Arson brings mourning family more sorrow
By CARRIE JOHNSON, Times Staff Writer
The inside isn't any better. The house where 68-year-old Delores Eccher once lived is littered with debris.
Her jewelry box is a hunk of congealed glass and metal. Her famous doll collection is little more than melted plastic, the dolls' once-blonde curls and lacy dresses now covered in soot.
Eccher lived at 6849 Buckberry Court the last three years of her life. She died of cancer Dec. 9, leaving a tan and brown ranch house still filled with mementos: her wedding bands, photo albums and, of course, the dolls.
"It was so beautiful inside," said Pamela Davis, 49, Eccher's daughter. "It looked just like a dollhouse."
But fewer than six weeks after losing their mother, Davis and her sister, Nancy Lundy, lost most of those keepsakes, too, when someone set fire to the residence in the early morning hours of Jan. 25.
"It was like she was gone all over again," Davis said. "The hole in my stomach was just starting to feel better, then it broke open again."
An Inverness youth, Matthew T. Vangordern, 17, pleaded no contest last week to charges of arson, grand theft and burglary. He will serve time in a juvenile detention facility.
A second suspect, 19-year-old Louis Page, has been charged with grand theft. He is to be arraigned Feb. 28.
Davis and Lundy said Vangordern isn't truly paying for all the pain and suffering they have endured.
"You hear about victims' rights on television and how the justice system doesn't really work, but you don't really realize it until you go through it yourself," Davis said.
Eccher moved to Crystal River in 1999 after living in Treasure Island for nearly 30 years. She worked at the Howard Johnson's hotel on the island, moving up from waitress to assistant manager.
But when the hotel closed, it was time for her to move closer to her children.
Lundy and Davis, as well as their brother, Gary Eccher, have lived in Citrus County for more than 15 years.
"She was a little sad at first," Lundy said. "She missed her friends. But she loved being with her grandchildren."
Eccher was dubbed the "eagle-eye of Buckberry Court" for keeping a strict watch on the neighborhood goings-on. She was also known for her doll collection, which had become so large, the dolls actually had their own room.
Davis and Lundy estimate the worth of the collection at about $3,000.
Eccher had Marie Osmond dolls and baby dolls, bride dolls and clown dolls. Every day she would dust them and make sure their dresses were properly fluffed.
"They were like her babies," Lundy said.
While Eccher had been in poor health for a while, her death was nevertheless a tremendous blow. Davis said she just couldn't bring herself to enter a place still filled with her mother's presence. So for weeks, the house remained virtually untouched.

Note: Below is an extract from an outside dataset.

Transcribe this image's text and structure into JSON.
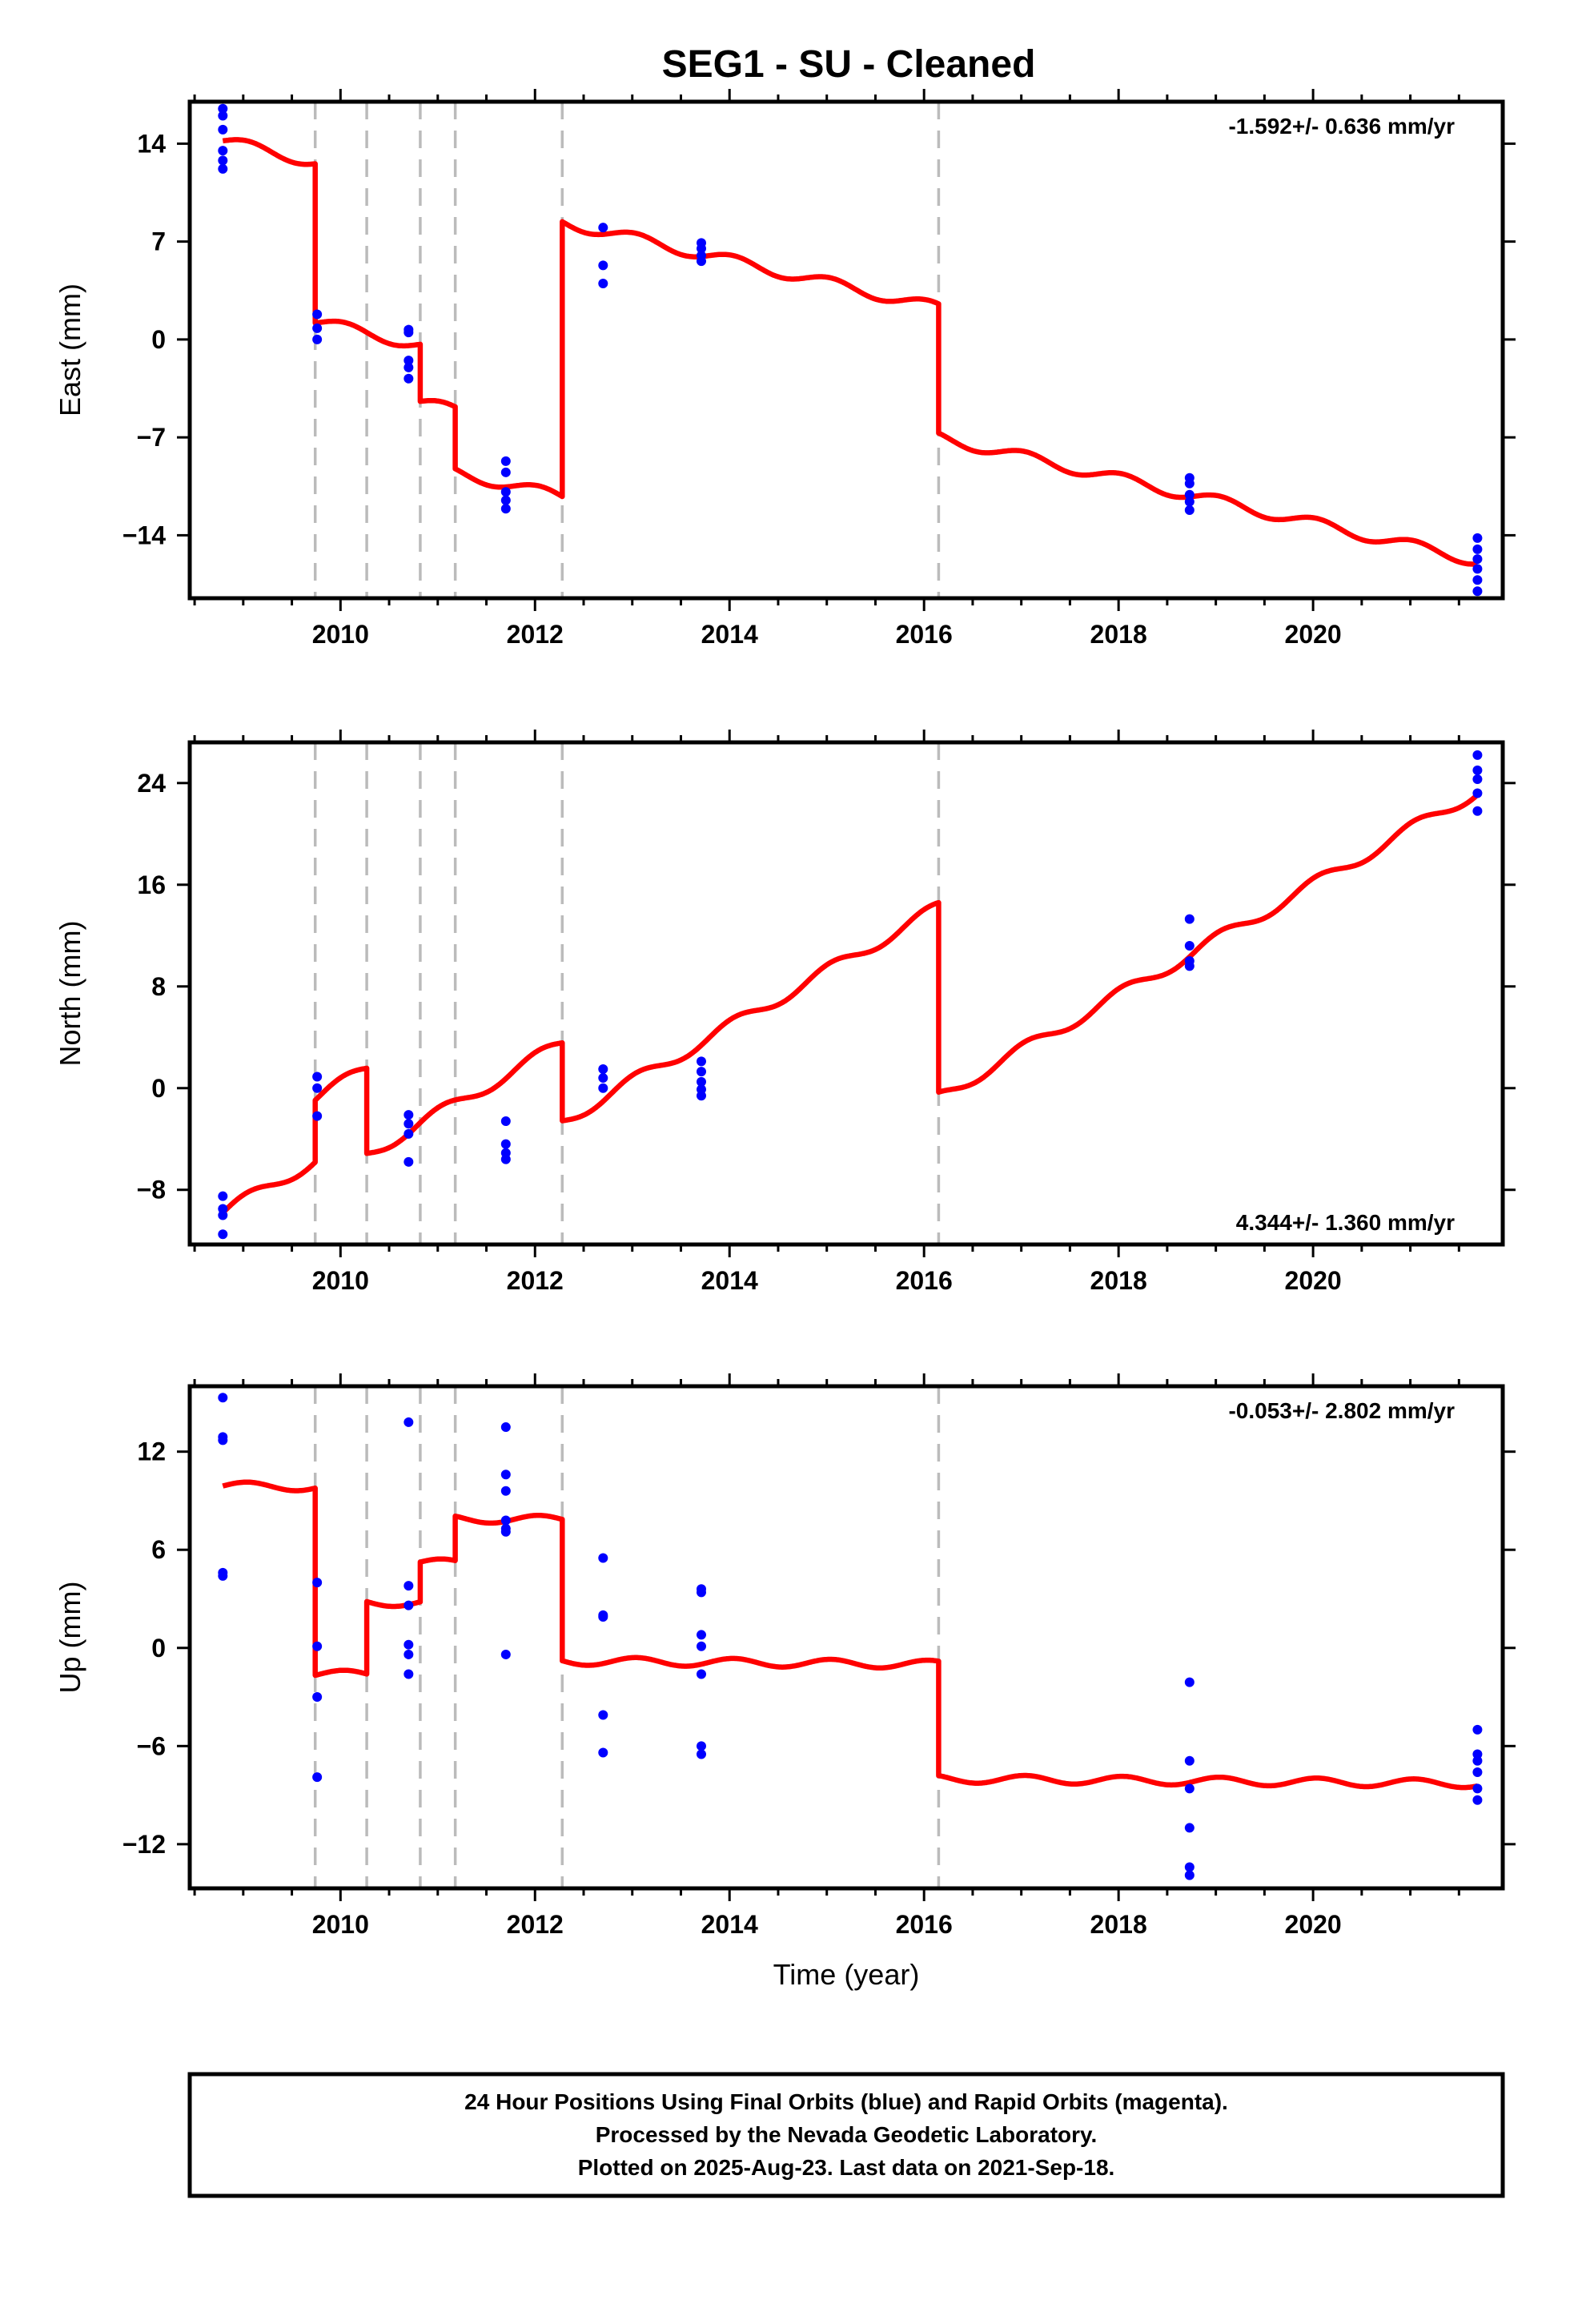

The sisters had planned to move all their mother's property on Jan. 26. But they were one day too late.
At 4 a.m. Jan. 25, a neighbor knocked on Lundy's door and said her mother's house was on fire. Lundy, who lives nearby, rushed to the residence.
"The fire was raging, absolutely raging," she said. "The entire front was engulfed by flames."
The fire department and Citrus County Sheriff's Office already were fighting the blaze. Soon, the state fire marshal's office arrived.
Lundy was shocked by what the fire investigators told her: The house was probably burned by an arsonist.
Lt. Gloria Perrotti of the State Fire Marshal's office said the fire started in three different locations within the house. Samples have been sent to a state lab to determine what was used to start the blaze.
Within hours of the fire, sheriff's deputies arrested Vangordern and Page. According to an arrest report, Vangordern admitted breaking into the home and stealing a vacuum cleaner, telephone, stereo and three television sets.
Page is accused of helping Vangordern hide the stolen items underneath his house, which is across the street from Eccher's former residence.
When questioned by deputies about the fire, Vangordern said he may have accidentally set it by dropping a lit cigarette on the ground.
Perrotti said it's highly unlike a cigarette could have sparked such a large fire, but even if it had, Vangordern still could have faced arson charges. Under Florida law, a person who sets a fire while committing a felony can still be charged with arson, Perrotti said.
Lundy and Davis said they're actually grateful some items were stolen from the house, especially the telephone, which still has a recording of their mother's voice on the built-in answering machine.
"We used to call it just to hear her voice," Lundy said.
"It's all we have left now," Davis added.